Nell'eventualità che vi fossero stati beni vacanti e che non se ne conoscessero l'eventuale o gli eventuali eredi, il Podestà doveva farne fare ricerca con bando e grida pubblicati dal Nunzio del Comune per il borgo. Se non si fosse ritrovato il proprietario, questi, allo stesso modo, doveva essere ricercato e se non lo si fosse trovato, il Podestà era tenuto a nominare un curatore di questi beni, scelto possibilmente tra il più vicino dei parenti del presunto possessore e che si pensasse avesse diritto su detti beni. Se questo parente non fosse stato anch"esso reperibile, si doveva nominare curatore dei beni uno dei Nunzi del Comune.
Nel caso che un proprietario fosse stato vivente ed assente ovvero irreperibile ed i figli o gli eredi reclamassero tali beni, l'irreperibile era dato come morto presunto. La curatela dei beni doveva essere pagata al curatore.
Alcune disposizioni riguardanti la cessione di beni o le compravendite, hanno uno spiccato carattere politico e di salvaguardia e difesa sia del territorio sia delle proprietà e dei beni che in questo territorio sono posti; infatti troviamo che nessuno poteva vendere, alienare o in qualunque modo trasferire proprietà a persone, collegi, comunità od altri enti, qualsiasi denominazione essi avessero e che fossero immuni dal pagamento di tasse, dazi, gabelle o altri oneri verso il Comune di Ovada. L'eventuale trasgressore, in questo caso, era multato di ben dieci lire genovesi ed inoltre, sia lui che i suoi eredi dovevano sostenere tutti gli oneri che queste proprietà alienate avevano verso il Comune di Ovada. Il Podestà aveva l'obbligo di ricercare diligentemente e perseguire con estrema severità questi trasgressori.
Inoltre, le terre, gli immobili e le proprietà che si trovassero a distanza inferiore di duecento pertiche (misura di superficie che in quei tempi era pari a 600 metri quadrati. Cfr. Rocca o.c.) dai confini del borgo e verso il borgo stesso, non potevano in alcun modo essere trasferite, alienate o vendute a collegi, comunità e tanto meno a forestieri. La sanzione per queste trasgressioni era gravissima: ammontava a cinquanta lire genovesi e la proprietà in questione veniva sequestrata ed incamerata dal Comune di Ovada ed il trasgressore doveva pagare ugualmente tutte le tasse e i tributi che erano di spettanza del Comune.
Tutti i forestieri proprietari di terre, possessioni od immobili siti nella giurisdizione del Comune di Ovada erano obbligati a fare registrare queste loro proprietà nei Libri della Comunità ù ovadese, dovevano pagare tutte le imposte, i dazi, le avarie che venivano loro imposte dal Comune di Ovada e, nel caso non pagassero queste imposizioni, la terra non poteva essere in alcun modo coltivata, ma tenuta gerbida e, se qualcuno l'avesse lavorata e ne avesse raccolto i frutti, doveva pagare la multa di cinque lire genovesi e i frutti gli venivano confiscati.
Gli eventuali danni che in queste terre fossero stati arrecati da persone o bestie di Ovada, non potevano e non dovevano in alcun modo essere risarciti.
Nel caso che qualcuno avesse dovuto vendere terreni o proprietà o beni immobili, era tenuto, prima ad interpellare i suoi consanguinei maschi più prossimi, poi i vicini e che questi avessero un diritto di prelazione su tutti gli altri.
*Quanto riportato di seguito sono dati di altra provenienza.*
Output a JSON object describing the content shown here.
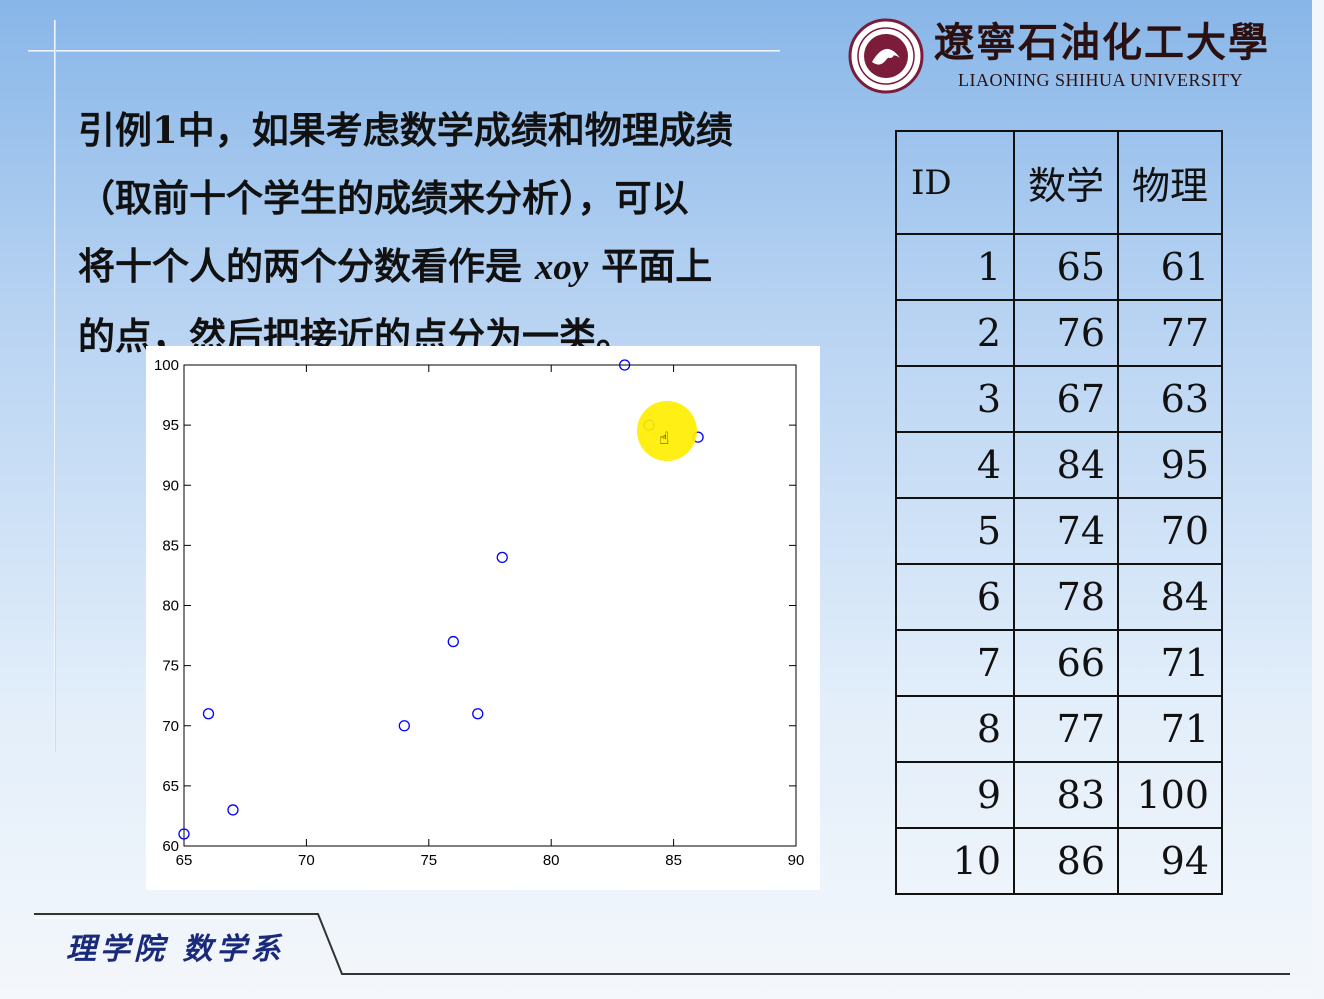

Gli evasori fiscali, o perlomeno coloro che non avessero pagato le tasse entro i limiti prescritti, erano puniti con la confisca dei loro beni nella cifra dovuta al Comune, con l'aggiunta delle spese sostenute per il caso.
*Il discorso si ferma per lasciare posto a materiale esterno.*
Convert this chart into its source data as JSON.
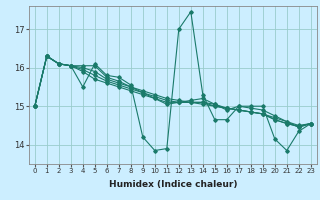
{
  "xlabel": "Humidex (Indice chaleur)",
  "bg_color": "#cceeff",
  "line_color": "#1a7a6a",
  "grid_color": "#99cccc",
  "xlim": [
    -0.5,
    23.5
  ],
  "ylim": [
    13.5,
    17.6
  ],
  "yticks": [
    14,
    15,
    16,
    17
  ],
  "xticks": [
    0,
    1,
    2,
    3,
    4,
    5,
    6,
    7,
    8,
    9,
    10,
    11,
    12,
    13,
    14,
    15,
    16,
    17,
    18,
    19,
    20,
    21,
    22,
    23
  ],
  "series": [
    [
      [
        0,
        15.0
      ],
      [
        1,
        16.3
      ],
      [
        2,
        16.1
      ],
      [
        3,
        16.05
      ],
      [
        4,
        15.5
      ],
      [
        5,
        16.1
      ],
      [
        6,
        15.8
      ],
      [
        7,
        15.75
      ],
      [
        8,
        15.55
      ],
      [
        9,
        14.2
      ],
      [
        10,
        13.85
      ],
      [
        11,
        13.9
      ],
      [
        12,
        17.0
      ],
      [
        13,
        17.45
      ],
      [
        14,
        15.3
      ],
      [
        15,
        14.65
      ],
      [
        16,
        14.65
      ],
      [
        17,
        15.0
      ],
      [
        18,
        15.0
      ],
      [
        19,
        15.0
      ],
      [
        20,
        14.15
      ],
      [
        21,
        13.85
      ],
      [
        22,
        14.35
      ],
      [
        23,
        14.55
      ]
    ],
    [
      [
        0,
        15.0
      ],
      [
        1,
        16.3
      ],
      [
        2,
        16.1
      ],
      [
        3,
        16.05
      ],
      [
        4,
        16.05
      ],
      [
        5,
        16.05
      ],
      [
        6,
        15.75
      ],
      [
        7,
        15.65
      ],
      [
        8,
        15.5
      ],
      [
        9,
        15.35
      ],
      [
        10,
        15.2
      ],
      [
        11,
        15.05
      ],
      [
        12,
        15.1
      ],
      [
        13,
        15.15
      ],
      [
        14,
        15.2
      ],
      [
        15,
        15.05
      ],
      [
        16,
        14.9
      ],
      [
        17,
        15.0
      ],
      [
        18,
        14.95
      ],
      [
        19,
        14.9
      ],
      [
        20,
        14.75
      ],
      [
        21,
        14.6
      ],
      [
        22,
        14.45
      ],
      [
        23,
        14.55
      ]
    ],
    [
      [
        0,
        15.0
      ],
      [
        1,
        16.3
      ],
      [
        2,
        16.1
      ],
      [
        3,
        16.05
      ],
      [
        4,
        16.0
      ],
      [
        5,
        15.9
      ],
      [
        6,
        15.7
      ],
      [
        7,
        15.6
      ],
      [
        8,
        15.5
      ],
      [
        9,
        15.4
      ],
      [
        10,
        15.3
      ],
      [
        11,
        15.2
      ],
      [
        12,
        15.15
      ],
      [
        13,
        15.1
      ],
      [
        14,
        15.1
      ],
      [
        15,
        15.05
      ],
      [
        16,
        14.95
      ],
      [
        17,
        14.9
      ],
      [
        18,
        14.85
      ],
      [
        19,
        14.8
      ],
      [
        20,
        14.7
      ],
      [
        21,
        14.6
      ],
      [
        22,
        14.5
      ],
      [
        23,
        14.55
      ]
    ],
    [
      [
        0,
        15.0
      ],
      [
        1,
        16.3
      ],
      [
        2,
        16.1
      ],
      [
        3,
        16.05
      ],
      [
        4,
        15.95
      ],
      [
        5,
        15.8
      ],
      [
        6,
        15.65
      ],
      [
        7,
        15.55
      ],
      [
        8,
        15.45
      ],
      [
        9,
        15.35
      ],
      [
        10,
        15.25
      ],
      [
        11,
        15.15
      ],
      [
        12,
        15.1
      ],
      [
        13,
        15.1
      ],
      [
        14,
        15.1
      ],
      [
        15,
        15.0
      ],
      [
        16,
        14.95
      ],
      [
        17,
        14.9
      ],
      [
        18,
        14.85
      ],
      [
        19,
        14.8
      ],
      [
        20,
        14.65
      ],
      [
        21,
        14.55
      ],
      [
        22,
        14.48
      ],
      [
        23,
        14.55
      ]
    ],
    [
      [
        0,
        15.0
      ],
      [
        1,
        16.3
      ],
      [
        2,
        16.1
      ],
      [
        3,
        16.05
      ],
      [
        4,
        15.9
      ],
      [
        5,
        15.7
      ],
      [
        6,
        15.6
      ],
      [
        7,
        15.5
      ],
      [
        8,
        15.4
      ],
      [
        9,
        15.3
      ],
      [
        10,
        15.2
      ],
      [
        11,
        15.1
      ],
      [
        12,
        15.1
      ],
      [
        13,
        15.1
      ],
      [
        14,
        15.05
      ],
      [
        15,
        15.0
      ],
      [
        16,
        14.95
      ],
      [
        17,
        14.9
      ],
      [
        18,
        14.85
      ],
      [
        19,
        14.8
      ],
      [
        20,
        14.65
      ],
      [
        21,
        14.55
      ],
      [
        22,
        14.47
      ],
      [
        23,
        14.55
      ]
    ]
  ]
}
Tutti i lavoratori avevano diritto al loro salario ed il Podestà doveva far rispettare questo diritto ingiungendo ai datori di lavoro di pagare la giusta mercede ai loro dipendenti. Quei padroni che non avessero pagato il dovuto entro un anno, non solo erano multati, ma si poteva altresì rivalersi sui loro beni per solvere il debito.
In certo qual modo era salvaguardato anche un diritto al lavoratore di usufruire di permessi per motivi vari, che il padrone era tenuto a concedere ed a retribuire fino a quindici giorni.
Di per contro, il servitore che avesse avuto in manutenzione o in coltivazione un appezzamento di terreno e che lo avesse abbandonato per un anno senza il permesso del padrone, doveva restituire l'appezzamento più le spese e il danno che avesse provocato con il suo abbandono.
I servitori, i valletti, i vassalli che, per qualsiasi motivo, avessero arrecato danni a cose, persone o proprietà altrui, rispondevano essi stessi per quanto avevano commesso ed il loro padrone non ne era tenuto responsabile.
Il lavoro era assolutamente vietato nei giorni festivi e particolarmente nei giorni della Natività, della Resurrezione, dell'Ascensione, nelle ricorrenze dei Santi Pietro e Paolo e degli Apostoli, nelle particolari festività di S. Bernardo, S. Silvestro, S. Michele, S. Martino, S. Gaudenzio, S. Ambrogio, dei SS. Nazario e Celso e di S. Evasio, nonchè nelle festività della Parrocchia o delle Parrocchie alle quali appartenesse il lavoratore. La multa per coloro che avessero lavorato nei giorni proibiti era di cinque soldi genovesi, salvo che i lavori fossero ordinati dal Comune, oppure fossero per il sostentamento di orfani e vedove, ovvero per la necessità di non lasciar deperire cose, frutti e alimenti che non potevano essere trascurati; inoltre la sanzione non veniva comminata nel periodo del raccolto delle messi, della vendemmia e in periodi di guerra. Come abbiamo già detto in precedenza, i proventi contravvenzionali per queste infrazioni non erano di pertinenza del Comune, ma venivano devoluti per il mantenimento dell'olio nelle lampade della chiesa parrocchiale.
I fornai inoltre avevano facoltà di cuocere le focacce e i pani nei giorni festivi.

Curiose e significative per il costume dei tempi sono queste due disposizioni:
La prima stabilisce che nessuna persona, maschio o femmina, possa piangere o battere le mani dietro i cadaveri, dopo che questi sono stati portati fuori dalla casa o dal sedime e che le madri, le figlie, le mogli, le sorelle o altre donne piangenti non possano uscire di casa per seguire detto cadavere nè precederlo. Questa infrazione è punita con dieci soldi genovesi di multa e le guardie private devono vigilare perchè tale disposizione sia osservata.
La seconda disposizione non permette di catturare pernici od altri volatili con reti o lacci; la multa comminata in questo caso è di venti soldi genovesi più la confisca di lacci e reti.

Infine, gli Statuti di Ovada stabiliscono che, se qualche sacerdote o chierico facesse violenza, ingiuria o danno a qualcuno di Ovada, il Podestà o il Vicario o la stessa Comunità dovranno, a spese del Comune, denunciare il tonsurato nel più breve tempo possibile all'autorità ecclesiastica diocesana, in questo caso al Vescovo di Acqui.